Their alternative lifestyles converging in one city center makes Canggu an essential stop for the type of classes, workshops, and experiences one can only find in Bali. These go beyond your typical sound healing or breathwork sessions to include things like ecstatic dance, which is an hour of sober solo dancing where participants are encouraged to surrender their bodies and minds to “flow” through spontaneous movement. Or Shabari workshops, where participants can expand their sexual kink to include this ancient Japanese rope-tying tradition, or simply pay for the privilege to maintain eye contact and hold hands with a complete stranger for an hour or so.

For all its charming coffee houses, trendy co-working spaces and decadent nightclubs, however, Canggu remains the place with some of the least desirable aspects of Bali still on display — including gridlock traffic and piles of plastic trash washing up on the beaches during the rainy season.


How tourists can help Bali achieve a better way forward


Rice padding in Ubud Bali

Photo: CherylRamalho/Shutterstock

If we are going to prevent the plague of mass tourism from reaching beyond Canggu into every part of peaceful Bali, future visitors will need to make intentional choices to protect the island’s environment and its people.

Piet Van Zyl, a travel industry sustainability consultant and chief regenerative officer for Selo Group, believes Bali’s reopening is a unique opportunity for the tourism industry to find a better path forward. Van Zyl, who has spent many years living on the island, witnessed first-hand how the pandemic devastated locals whose livelihoods depended on tourism, which accounts for about 80 percent of Bali’s economy.
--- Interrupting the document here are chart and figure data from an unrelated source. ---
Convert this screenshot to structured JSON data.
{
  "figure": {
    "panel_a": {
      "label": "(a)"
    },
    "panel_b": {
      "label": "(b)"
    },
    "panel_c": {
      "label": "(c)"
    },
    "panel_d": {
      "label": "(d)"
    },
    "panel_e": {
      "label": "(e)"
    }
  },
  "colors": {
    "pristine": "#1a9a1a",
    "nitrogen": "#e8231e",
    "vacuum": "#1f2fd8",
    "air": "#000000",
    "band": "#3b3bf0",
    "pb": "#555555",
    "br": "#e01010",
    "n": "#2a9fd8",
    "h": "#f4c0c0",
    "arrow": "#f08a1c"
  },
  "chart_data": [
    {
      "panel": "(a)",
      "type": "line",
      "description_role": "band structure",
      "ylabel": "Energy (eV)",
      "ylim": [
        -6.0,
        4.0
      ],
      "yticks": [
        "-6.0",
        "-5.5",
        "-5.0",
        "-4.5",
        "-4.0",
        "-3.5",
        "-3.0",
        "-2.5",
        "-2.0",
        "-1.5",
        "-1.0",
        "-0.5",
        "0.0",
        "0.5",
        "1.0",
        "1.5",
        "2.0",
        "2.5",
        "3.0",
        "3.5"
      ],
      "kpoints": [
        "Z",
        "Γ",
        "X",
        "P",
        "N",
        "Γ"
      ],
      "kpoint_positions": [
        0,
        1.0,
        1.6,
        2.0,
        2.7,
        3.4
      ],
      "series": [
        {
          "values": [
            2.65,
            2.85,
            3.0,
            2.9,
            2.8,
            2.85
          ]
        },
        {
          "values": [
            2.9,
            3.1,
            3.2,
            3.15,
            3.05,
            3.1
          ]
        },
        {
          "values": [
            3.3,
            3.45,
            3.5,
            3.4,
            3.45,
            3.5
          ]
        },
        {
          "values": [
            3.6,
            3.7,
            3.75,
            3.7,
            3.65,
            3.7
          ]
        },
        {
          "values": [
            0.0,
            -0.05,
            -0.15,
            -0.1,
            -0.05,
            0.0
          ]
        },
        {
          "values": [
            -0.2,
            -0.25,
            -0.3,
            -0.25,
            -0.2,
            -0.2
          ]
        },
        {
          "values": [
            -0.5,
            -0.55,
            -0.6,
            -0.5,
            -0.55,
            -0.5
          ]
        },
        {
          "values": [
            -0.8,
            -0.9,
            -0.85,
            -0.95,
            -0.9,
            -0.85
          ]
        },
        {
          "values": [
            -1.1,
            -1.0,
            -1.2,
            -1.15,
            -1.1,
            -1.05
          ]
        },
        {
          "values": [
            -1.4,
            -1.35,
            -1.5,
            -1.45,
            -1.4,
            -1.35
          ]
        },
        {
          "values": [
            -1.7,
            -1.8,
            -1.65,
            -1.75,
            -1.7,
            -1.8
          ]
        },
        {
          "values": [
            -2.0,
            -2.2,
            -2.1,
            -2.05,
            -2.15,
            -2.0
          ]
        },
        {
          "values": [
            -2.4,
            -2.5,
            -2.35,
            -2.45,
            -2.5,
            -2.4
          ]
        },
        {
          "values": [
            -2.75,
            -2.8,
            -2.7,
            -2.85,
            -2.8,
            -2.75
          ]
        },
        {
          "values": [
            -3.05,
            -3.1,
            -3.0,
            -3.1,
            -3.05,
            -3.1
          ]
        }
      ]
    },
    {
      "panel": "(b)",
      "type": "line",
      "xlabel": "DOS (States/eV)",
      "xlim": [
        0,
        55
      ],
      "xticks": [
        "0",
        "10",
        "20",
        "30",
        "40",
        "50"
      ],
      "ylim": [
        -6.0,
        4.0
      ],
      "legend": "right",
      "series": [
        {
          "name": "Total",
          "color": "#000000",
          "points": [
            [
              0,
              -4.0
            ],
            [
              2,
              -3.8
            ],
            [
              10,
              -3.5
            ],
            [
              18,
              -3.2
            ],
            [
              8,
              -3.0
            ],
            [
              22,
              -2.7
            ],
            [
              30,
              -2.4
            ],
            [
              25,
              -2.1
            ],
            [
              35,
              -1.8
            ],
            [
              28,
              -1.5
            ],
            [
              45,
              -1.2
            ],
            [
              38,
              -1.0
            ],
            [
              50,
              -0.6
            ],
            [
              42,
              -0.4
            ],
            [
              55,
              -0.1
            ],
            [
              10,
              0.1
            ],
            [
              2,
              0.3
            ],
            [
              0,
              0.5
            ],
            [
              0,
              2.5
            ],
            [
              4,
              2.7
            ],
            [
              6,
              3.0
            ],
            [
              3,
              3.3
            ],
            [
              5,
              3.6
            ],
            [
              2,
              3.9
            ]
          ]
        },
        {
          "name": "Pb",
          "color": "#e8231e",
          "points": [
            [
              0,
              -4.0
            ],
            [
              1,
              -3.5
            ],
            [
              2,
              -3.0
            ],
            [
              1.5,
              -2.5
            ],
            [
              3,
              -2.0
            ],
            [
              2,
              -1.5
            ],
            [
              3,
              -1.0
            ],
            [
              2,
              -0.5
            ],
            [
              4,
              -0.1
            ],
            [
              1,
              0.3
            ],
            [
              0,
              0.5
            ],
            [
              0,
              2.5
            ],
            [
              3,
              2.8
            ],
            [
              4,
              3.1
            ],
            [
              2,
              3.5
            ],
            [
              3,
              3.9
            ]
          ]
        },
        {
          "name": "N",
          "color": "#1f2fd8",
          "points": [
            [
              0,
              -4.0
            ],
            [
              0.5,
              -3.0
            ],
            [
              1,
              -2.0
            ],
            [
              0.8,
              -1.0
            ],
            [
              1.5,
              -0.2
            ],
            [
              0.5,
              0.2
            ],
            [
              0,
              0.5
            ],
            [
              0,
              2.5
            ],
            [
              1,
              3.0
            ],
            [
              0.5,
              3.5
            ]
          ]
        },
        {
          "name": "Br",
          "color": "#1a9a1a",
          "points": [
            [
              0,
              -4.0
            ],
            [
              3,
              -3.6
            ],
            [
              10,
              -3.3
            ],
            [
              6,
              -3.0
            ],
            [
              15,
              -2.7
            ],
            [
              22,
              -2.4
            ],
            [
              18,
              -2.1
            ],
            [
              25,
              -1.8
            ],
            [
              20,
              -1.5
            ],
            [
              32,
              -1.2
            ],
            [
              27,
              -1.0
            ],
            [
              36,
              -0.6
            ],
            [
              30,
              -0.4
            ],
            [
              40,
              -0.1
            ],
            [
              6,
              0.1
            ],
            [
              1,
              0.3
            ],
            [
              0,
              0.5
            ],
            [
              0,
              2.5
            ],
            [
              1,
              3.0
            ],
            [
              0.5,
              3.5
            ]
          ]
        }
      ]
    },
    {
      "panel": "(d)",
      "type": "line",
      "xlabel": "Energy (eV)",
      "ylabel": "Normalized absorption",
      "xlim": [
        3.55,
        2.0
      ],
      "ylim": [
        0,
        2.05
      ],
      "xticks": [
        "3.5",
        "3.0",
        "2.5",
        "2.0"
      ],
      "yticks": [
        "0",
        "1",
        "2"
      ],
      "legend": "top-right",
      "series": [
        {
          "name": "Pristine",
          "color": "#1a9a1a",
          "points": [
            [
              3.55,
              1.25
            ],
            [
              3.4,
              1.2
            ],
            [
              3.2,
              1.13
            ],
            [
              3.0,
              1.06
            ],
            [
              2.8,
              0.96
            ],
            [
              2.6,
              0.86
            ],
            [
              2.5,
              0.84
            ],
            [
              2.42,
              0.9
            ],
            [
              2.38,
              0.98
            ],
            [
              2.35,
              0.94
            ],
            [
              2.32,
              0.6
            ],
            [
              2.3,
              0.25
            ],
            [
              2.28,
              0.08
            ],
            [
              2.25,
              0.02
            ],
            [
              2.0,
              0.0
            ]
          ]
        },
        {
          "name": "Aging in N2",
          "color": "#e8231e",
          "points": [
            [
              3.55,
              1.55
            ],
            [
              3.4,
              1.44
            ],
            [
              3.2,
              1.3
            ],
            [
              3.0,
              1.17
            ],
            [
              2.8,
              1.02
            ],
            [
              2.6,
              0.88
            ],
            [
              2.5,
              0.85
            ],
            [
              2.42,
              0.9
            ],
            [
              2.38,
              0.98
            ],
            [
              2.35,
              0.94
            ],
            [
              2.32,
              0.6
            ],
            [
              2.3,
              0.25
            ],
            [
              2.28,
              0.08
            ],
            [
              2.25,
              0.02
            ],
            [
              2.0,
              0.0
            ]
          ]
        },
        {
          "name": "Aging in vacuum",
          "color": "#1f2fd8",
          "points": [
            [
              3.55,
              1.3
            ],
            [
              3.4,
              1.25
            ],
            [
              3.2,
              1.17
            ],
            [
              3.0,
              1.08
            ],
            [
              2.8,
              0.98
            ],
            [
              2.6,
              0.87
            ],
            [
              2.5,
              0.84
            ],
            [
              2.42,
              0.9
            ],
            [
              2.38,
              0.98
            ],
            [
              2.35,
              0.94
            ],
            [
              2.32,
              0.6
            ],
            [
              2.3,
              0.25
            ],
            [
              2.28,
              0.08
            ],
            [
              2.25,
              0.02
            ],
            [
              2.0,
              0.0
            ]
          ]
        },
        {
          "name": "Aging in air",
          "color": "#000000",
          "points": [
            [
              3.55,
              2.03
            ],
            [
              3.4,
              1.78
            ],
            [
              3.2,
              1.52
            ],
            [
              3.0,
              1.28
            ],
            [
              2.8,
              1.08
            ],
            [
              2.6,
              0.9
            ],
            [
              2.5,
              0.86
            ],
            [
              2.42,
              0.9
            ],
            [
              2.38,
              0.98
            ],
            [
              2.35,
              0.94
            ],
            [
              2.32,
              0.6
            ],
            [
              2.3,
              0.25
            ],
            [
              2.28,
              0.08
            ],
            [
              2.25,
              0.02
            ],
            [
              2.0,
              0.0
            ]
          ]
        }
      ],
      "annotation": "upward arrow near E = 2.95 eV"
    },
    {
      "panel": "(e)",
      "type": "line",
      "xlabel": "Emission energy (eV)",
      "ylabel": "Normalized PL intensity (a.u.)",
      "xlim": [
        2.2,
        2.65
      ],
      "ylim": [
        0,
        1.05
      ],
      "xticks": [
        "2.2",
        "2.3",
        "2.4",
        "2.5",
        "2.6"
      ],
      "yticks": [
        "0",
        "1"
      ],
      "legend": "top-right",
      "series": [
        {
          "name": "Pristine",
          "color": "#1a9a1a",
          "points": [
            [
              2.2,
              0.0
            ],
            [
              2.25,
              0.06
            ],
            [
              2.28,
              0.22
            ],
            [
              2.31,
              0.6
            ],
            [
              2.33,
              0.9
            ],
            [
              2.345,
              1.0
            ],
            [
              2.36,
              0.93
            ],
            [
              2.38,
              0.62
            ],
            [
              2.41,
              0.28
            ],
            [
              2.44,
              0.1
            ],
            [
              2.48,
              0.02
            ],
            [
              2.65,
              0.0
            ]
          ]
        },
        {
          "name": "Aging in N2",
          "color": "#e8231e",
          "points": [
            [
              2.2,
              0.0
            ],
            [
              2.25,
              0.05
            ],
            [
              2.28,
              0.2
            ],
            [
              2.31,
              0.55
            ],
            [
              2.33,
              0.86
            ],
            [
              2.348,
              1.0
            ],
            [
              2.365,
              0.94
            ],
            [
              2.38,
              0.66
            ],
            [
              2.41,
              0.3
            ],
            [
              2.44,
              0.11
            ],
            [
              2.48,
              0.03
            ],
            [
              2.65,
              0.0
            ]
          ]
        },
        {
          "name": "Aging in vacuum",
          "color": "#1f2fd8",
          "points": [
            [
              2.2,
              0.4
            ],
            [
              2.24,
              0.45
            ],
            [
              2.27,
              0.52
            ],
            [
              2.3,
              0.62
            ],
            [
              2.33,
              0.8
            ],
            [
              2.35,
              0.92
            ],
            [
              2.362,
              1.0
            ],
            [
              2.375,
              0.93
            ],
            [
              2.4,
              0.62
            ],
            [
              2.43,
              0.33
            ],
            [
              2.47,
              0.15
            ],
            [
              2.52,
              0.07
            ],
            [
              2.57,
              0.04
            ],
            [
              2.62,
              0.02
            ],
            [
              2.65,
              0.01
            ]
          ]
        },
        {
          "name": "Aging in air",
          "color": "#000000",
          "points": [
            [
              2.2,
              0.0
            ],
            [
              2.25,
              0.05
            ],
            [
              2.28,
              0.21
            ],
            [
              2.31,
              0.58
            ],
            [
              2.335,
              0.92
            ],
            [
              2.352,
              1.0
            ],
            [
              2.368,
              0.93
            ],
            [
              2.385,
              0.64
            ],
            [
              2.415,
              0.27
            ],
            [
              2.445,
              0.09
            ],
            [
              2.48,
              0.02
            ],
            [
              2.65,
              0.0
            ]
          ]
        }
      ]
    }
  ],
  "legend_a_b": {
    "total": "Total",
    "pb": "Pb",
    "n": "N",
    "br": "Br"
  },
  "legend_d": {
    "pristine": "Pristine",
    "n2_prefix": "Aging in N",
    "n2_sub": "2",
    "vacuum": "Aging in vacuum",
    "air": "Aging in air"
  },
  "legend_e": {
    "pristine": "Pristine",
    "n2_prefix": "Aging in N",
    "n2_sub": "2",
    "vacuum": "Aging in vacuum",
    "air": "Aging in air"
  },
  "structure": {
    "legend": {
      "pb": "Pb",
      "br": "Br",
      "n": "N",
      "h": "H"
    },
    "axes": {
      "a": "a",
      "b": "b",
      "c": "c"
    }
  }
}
Going forward, he hopes visitors will do more to ensure locals are looked after.

“Before, people came to Bali to have sun and sea and fun and parties,” he says. “But people coming today should really engage more with the local people and the local culture. They should be asking questions about how an establishment is taking care of its water supply and land as well as the community within which it is operating.”

Van Zyl reflects on how, even as Balinese communities lost their main source of income, they never lost their famous friendliness. It’s one of the many reasons he hopes future tourists will consider whether their planned activities are helping or harming the environment and the Balinese who live here, and adjust accordingly.
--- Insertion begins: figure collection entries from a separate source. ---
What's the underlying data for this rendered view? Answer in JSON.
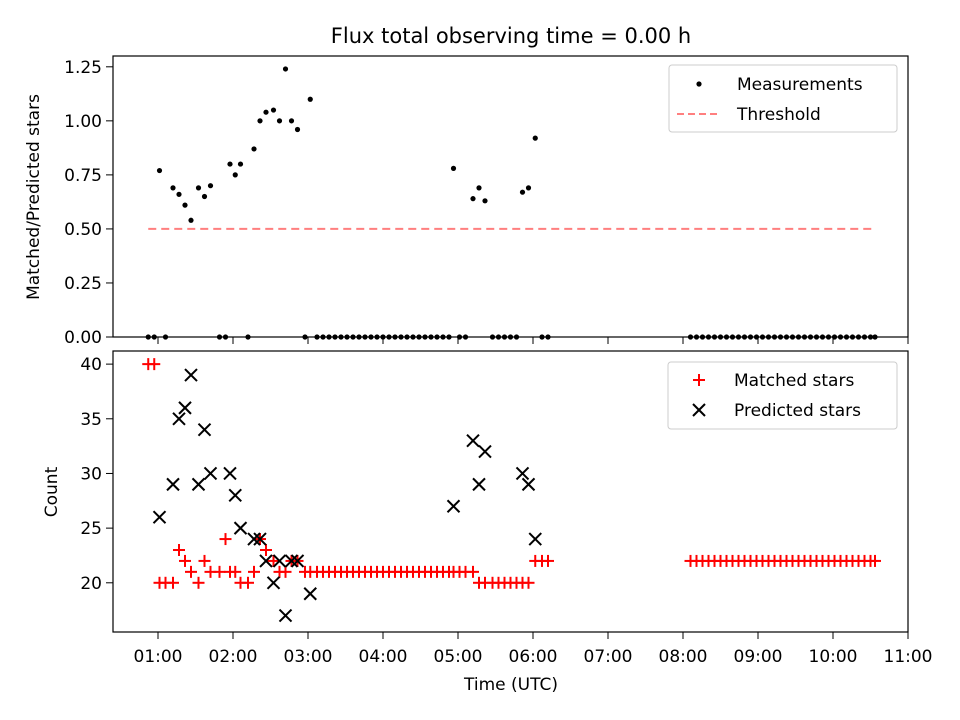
{
  "chart_data": [
    {
      "type": "scatter",
      "title": "Flux total observing time = 0.00 h",
      "xlabel": "",
      "ylabel": "Matched/Predicted stars",
      "xlim": [
        0.4,
        11.0
      ],
      "ylim": [
        0.0,
        1.3
      ],
      "yticks": [
        0.0,
        0.25,
        0.5,
        0.75,
        1.0,
        1.25
      ],
      "ytick_labels": [
        "0.00",
        "0.25",
        "0.50",
        "0.75",
        "1.00",
        "1.25"
      ],
      "legend_position": "top-right",
      "grid": false,
      "series": [
        {
          "name": "Measurements",
          "marker": "dot",
          "color": "#000000",
          "points": [
            [
              0.87,
              0.0
            ],
            [
              0.95,
              0.0
            ],
            [
              1.02,
              0.77
            ],
            [
              1.1,
              0.0
            ],
            [
              1.2,
              0.69
            ],
            [
              1.28,
              0.66
            ],
            [
              1.36,
              0.61
            ],
            [
              1.44,
              0.54
            ],
            [
              1.54,
              0.69
            ],
            [
              1.62,
              0.65
            ],
            [
              1.7,
              0.7
            ],
            [
              1.82,
              0.0
            ],
            [
              1.9,
              0.0
            ],
            [
              1.96,
              0.8
            ],
            [
              2.03,
              0.75
            ],
            [
              2.1,
              0.8
            ],
            [
              2.2,
              0.0
            ],
            [
              2.28,
              0.87
            ],
            [
              2.36,
              1.0
            ],
            [
              2.44,
              1.04
            ],
            [
              2.54,
              1.05
            ],
            [
              2.62,
              1.0
            ],
            [
              2.7,
              1.24
            ],
            [
              2.78,
              1.0
            ],
            [
              2.86,
              0.96
            ],
            [
              2.96,
              0.0
            ],
            [
              3.03,
              1.1
            ],
            [
              3.12,
              0.0
            ],
            [
              3.2,
              0.0
            ],
            [
              3.28,
              0.0
            ],
            [
              3.36,
              0.0
            ],
            [
              3.44,
              0.0
            ],
            [
              3.52,
              0.0
            ],
            [
              3.6,
              0.0
            ],
            [
              3.68,
              0.0
            ],
            [
              3.76,
              0.0
            ],
            [
              3.84,
              0.0
            ],
            [
              3.92,
              0.0
            ],
            [
              4.0,
              0.0
            ],
            [
              4.08,
              0.0
            ],
            [
              4.16,
              0.0
            ],
            [
              4.24,
              0.0
            ],
            [
              4.32,
              0.0
            ],
            [
              4.4,
              0.0
            ],
            [
              4.48,
              0.0
            ],
            [
              4.56,
              0.0
            ],
            [
              4.64,
              0.0
            ],
            [
              4.72,
              0.0
            ],
            [
              4.8,
              0.0
            ],
            [
              4.88,
              0.0
            ],
            [
              4.94,
              0.78
            ],
            [
              5.02,
              0.0
            ],
            [
              5.1,
              0.0
            ],
            [
              5.2,
              0.64
            ],
            [
              5.28,
              0.69
            ],
            [
              5.36,
              0.63
            ],
            [
              5.46,
              0.0
            ],
            [
              5.54,
              0.0
            ],
            [
              5.62,
              0.0
            ],
            [
              5.7,
              0.0
            ],
            [
              5.78,
              0.0
            ],
            [
              5.86,
              0.67
            ],
            [
              5.94,
              0.69
            ],
            [
              6.03,
              0.92
            ],
            [
              6.12,
              0.0
            ],
            [
              6.2,
              0.0
            ],
            [
              8.1,
              0.0
            ],
            [
              8.18,
              0.0
            ],
            [
              8.26,
              0.0
            ],
            [
              8.34,
              0.0
            ],
            [
              8.42,
              0.0
            ],
            [
              8.5,
              0.0
            ],
            [
              8.58,
              0.0
            ],
            [
              8.66,
              0.0
            ],
            [
              8.74,
              0.0
            ],
            [
              8.82,
              0.0
            ],
            [
              8.9,
              0.0
            ],
            [
              8.98,
              0.0
            ],
            [
              9.06,
              0.0
            ],
            [
              9.14,
              0.0
            ],
            [
              9.22,
              0.0
            ],
            [
              9.3,
              0.0
            ],
            [
              9.38,
              0.0
            ],
            [
              9.46,
              0.0
            ],
            [
              9.54,
              0.0
            ],
            [
              9.62,
              0.0
            ],
            [
              9.7,
              0.0
            ],
            [
              9.78,
              0.0
            ],
            [
              9.86,
              0.0
            ],
            [
              9.94,
              0.0
            ],
            [
              10.02,
              0.0
            ],
            [
              10.1,
              0.0
            ],
            [
              10.18,
              0.0
            ],
            [
              10.26,
              0.0
            ],
            [
              10.34,
              0.0
            ],
            [
              10.42,
              0.0
            ],
            [
              10.5,
              0.0
            ],
            [
              10.56,
              0.0
            ]
          ]
        },
        {
          "name": "Threshold",
          "marker": "dashed-line",
          "color": "#ff7f7f",
          "points": [
            [
              0.87,
              0.5
            ],
            [
              10.56,
              0.5
            ]
          ]
        }
      ]
    },
    {
      "type": "scatter",
      "title": "",
      "xlabel": "Time (UTC)",
      "ylabel": "Count",
      "xlim": [
        0.4,
        11.0
      ],
      "ylim": [
        15.5,
        41.2
      ],
      "xticks": [
        1,
        2,
        3,
        4,
        5,
        6,
        7,
        8,
        9,
        10,
        11
      ],
      "xtick_labels": [
        "01:00",
        "02:00",
        "03:00",
        "04:00",
        "05:00",
        "06:00",
        "07:00",
        "08:00",
        "09:00",
        "10:00",
        "11:00"
      ],
      "yticks": [
        20,
        25,
        30,
        35,
        40
      ],
      "ytick_labels": [
        "20",
        "25",
        "30",
        "35",
        "40"
      ],
      "legend_position": "top-right",
      "grid": false,
      "series": [
        {
          "name": "Matched stars",
          "marker": "plus",
          "color": "#ff0000",
          "points": [
            [
              0.87,
              40
            ],
            [
              0.95,
              40
            ],
            [
              1.02,
              20
            ],
            [
              1.1,
              20
            ],
            [
              1.2,
              20
            ],
            [
              1.28,
              23
            ],
            [
              1.36,
              22
            ],
            [
              1.44,
              21
            ],
            [
              1.54,
              20
            ],
            [
              1.62,
              22
            ],
            [
              1.7,
              21
            ],
            [
              1.82,
              21
            ],
            [
              1.9,
              24
            ],
            [
              1.96,
              21
            ],
            [
              2.03,
              21
            ],
            [
              2.1,
              20
            ],
            [
              2.2,
              20
            ],
            [
              2.28,
              21
            ],
            [
              2.36,
              24
            ],
            [
              2.44,
              23
            ],
            [
              2.54,
              22
            ],
            [
              2.62,
              21
            ],
            [
              2.7,
              21
            ],
            [
              2.78,
              22
            ],
            [
              2.86,
              22
            ],
            [
              2.96,
              21
            ],
            [
              3.03,
              21
            ],
            [
              3.12,
              21
            ],
            [
              3.2,
              21
            ],
            [
              3.28,
              21
            ],
            [
              3.36,
              21
            ],
            [
              3.44,
              21
            ],
            [
              3.52,
              21
            ],
            [
              3.6,
              21
            ],
            [
              3.68,
              21
            ],
            [
              3.76,
              21
            ],
            [
              3.84,
              21
            ],
            [
              3.92,
              21
            ],
            [
              4.0,
              21
            ],
            [
              4.08,
              21
            ],
            [
              4.16,
              21
            ],
            [
              4.24,
              21
            ],
            [
              4.32,
              21
            ],
            [
              4.4,
              21
            ],
            [
              4.48,
              21
            ],
            [
              4.56,
              21
            ],
            [
              4.64,
              21
            ],
            [
              4.72,
              21
            ],
            [
              4.8,
              21
            ],
            [
              4.88,
              21
            ],
            [
              4.94,
              21
            ],
            [
              5.02,
              21
            ],
            [
              5.1,
              21
            ],
            [
              5.2,
              21
            ],
            [
              5.28,
              20
            ],
            [
              5.36,
              20
            ],
            [
              5.46,
              20
            ],
            [
              5.54,
              20
            ],
            [
              5.62,
              20
            ],
            [
              5.7,
              20
            ],
            [
              5.78,
              20
            ],
            [
              5.86,
              20
            ],
            [
              5.94,
              20
            ],
            [
              6.03,
              22
            ],
            [
              6.12,
              22
            ],
            [
              6.2,
              22
            ],
            [
              8.1,
              22
            ],
            [
              8.18,
              22
            ],
            [
              8.26,
              22
            ],
            [
              8.34,
              22
            ],
            [
              8.42,
              22
            ],
            [
              8.5,
              22
            ],
            [
              8.58,
              22
            ],
            [
              8.66,
              22
            ],
            [
              8.74,
              22
            ],
            [
              8.82,
              22
            ],
            [
              8.9,
              22
            ],
            [
              8.98,
              22
            ],
            [
              9.06,
              22
            ],
            [
              9.14,
              22
            ],
            [
              9.22,
              22
            ],
            [
              9.3,
              22
            ],
            [
              9.38,
              22
            ],
            [
              9.46,
              22
            ],
            [
              9.54,
              22
            ],
            [
              9.62,
              22
            ],
            [
              9.7,
              22
            ],
            [
              9.78,
              22
            ],
            [
              9.86,
              22
            ],
            [
              9.94,
              22
            ],
            [
              10.02,
              22
            ],
            [
              10.1,
              22
            ],
            [
              10.18,
              22
            ],
            [
              10.26,
              22
            ],
            [
              10.34,
              22
            ],
            [
              10.42,
              22
            ],
            [
              10.5,
              22
            ],
            [
              10.56,
              22
            ]
          ]
        },
        {
          "name": "Predicted stars",
          "marker": "x",
          "color": "#000000",
          "points": [
            [
              1.02,
              26
            ],
            [
              1.2,
              29
            ],
            [
              1.28,
              35
            ],
            [
              1.36,
              36
            ],
            [
              1.44,
              39
            ],
            [
              1.54,
              29
            ],
            [
              1.62,
              34
            ],
            [
              1.7,
              30
            ],
            [
              1.96,
              30
            ],
            [
              2.03,
              28
            ],
            [
              2.1,
              25
            ],
            [
              2.28,
              24
            ],
            [
              2.36,
              24
            ],
            [
              2.44,
              22
            ],
            [
              2.54,
              20
            ],
            [
              2.62,
              22
            ],
            [
              2.7,
              17
            ],
            [
              2.78,
              22
            ],
            [
              2.86,
              22
            ],
            [
              3.03,
              19
            ],
            [
              4.94,
              27
            ],
            [
              5.2,
              33
            ],
            [
              5.28,
              29
            ],
            [
              5.36,
              32
            ],
            [
              5.86,
              30
            ],
            [
              5.94,
              29
            ],
            [
              6.03,
              24
            ]
          ]
        }
      ]
    }
  ]
}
“Make sure that wherever you’re going, you are taking care of and learning about the locals,” he says. “Attend ceremonies, take a cooking class, or speak with shop owners selling handcrafted wares. When you know a community, you can care for that community.”

If the pandemic proved anything, it’s that Bali is so much more than the hedonistic pleasure pursuits that have long attracted tourists. The real Bali lies in the hearts and traditions of its people, and there’s never been a better time to meet that Bali than right now.